La posizione sullo Stato Palestinese e il ruolo in Europa

Secondo molte testate giornalistiche arabe, la Presidente del Consiglio italiano si conferma un baluardo determinante in Europa riguardo alla posizione verso Israele. La stampa araba osserva come Meloni non intenda riconoscere lo Stato palestinese prima della sua effettiva costituzione, una presa di posizione che la colloca in una situazione di grande responsabilità, considerata l'ultimo argine contro sanzioni comunitarie più severe. L'analisi sottolinea come la posizione italiana, sebbene apparentemente granitica, potrebbe evolversi a causa della persistente mobilitazione internazionale per la situazione a Gaza, una pressione con cui qualsiasi esecutivo deve fare i conti.

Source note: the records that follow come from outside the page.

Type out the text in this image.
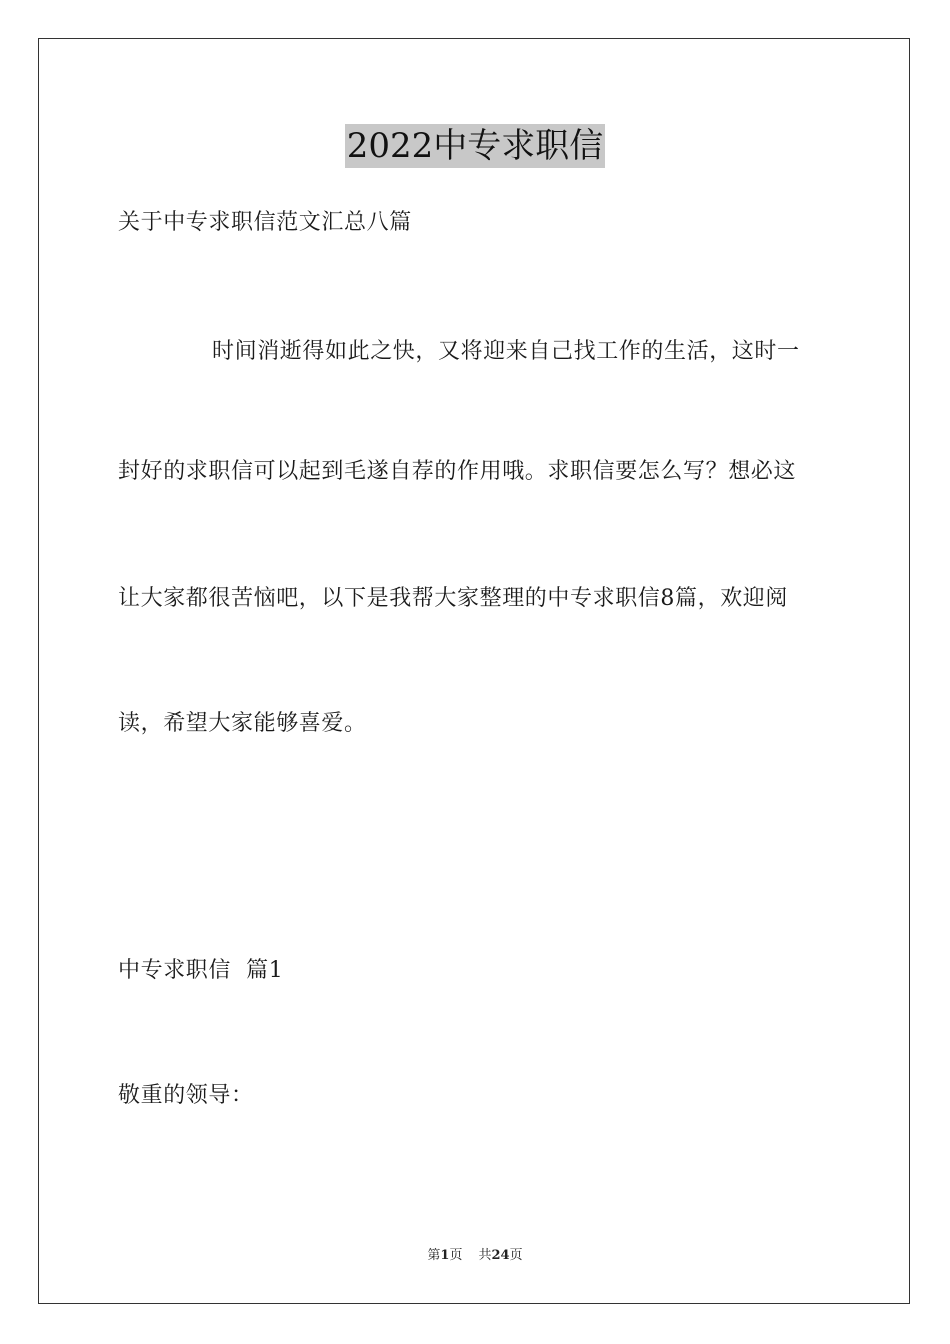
2022中专求职信
关于中专求职信范文汇总八篇
时间消逝得如此之快，又将迎来自己找工作的生活，这时一
封好的求职信可以起到毛遂自荐的作用哦。求职信要怎么写？想必这
让大家都很苦恼吧，以下是我帮大家整理的中专求职信8篇，欢迎阅
读，希望大家能够喜爱。
中专求职信  篇1
敬重的领导：
第1页 共24页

L'attacco "trumpiano" al Green Deal europeo

Sul fronte ambientale, la critica di Meloni all'ecologismo e al Green Deal è stata così diretta da apparire "trumpiana". La sua tesi è che queste politiche abbiano "quasi distrutto il settore automobilistico in Europa", creando disagi anche negli Stati Uniti, con perdite di posti di lavoro e indebolimento della competitività occidentale. Il paradosso, ha aggiunto, è che tutto ciò non avrebbe nemmeno migliorato la salute del pianeta. Una critica radicale che colpisce il progetto europeo e le agende delle Nazioni Unite, accusate di perseguire un modello controproducente.

Un nuovo schieramento nello scacchiere globale

Questa doppia presa di posizione compone il ritratto di un'Italia che all'ONU sceglie di schierarsi con decisione. I sedici minuti di intervento, pronunciati in italiano in una platea non affollata, hanno segnato un punto di non ritorno rispetto a un'ipotetica funzione di mediazione tra Unione Europea e Stati Uniti di Trump. Quella che poteva essere una mediazione si è trasformata in una chiara adesione a un blocco dai contorni sempre più definiti, delineando per il paese un ruolo preciso con tutte le conseguenze del caso.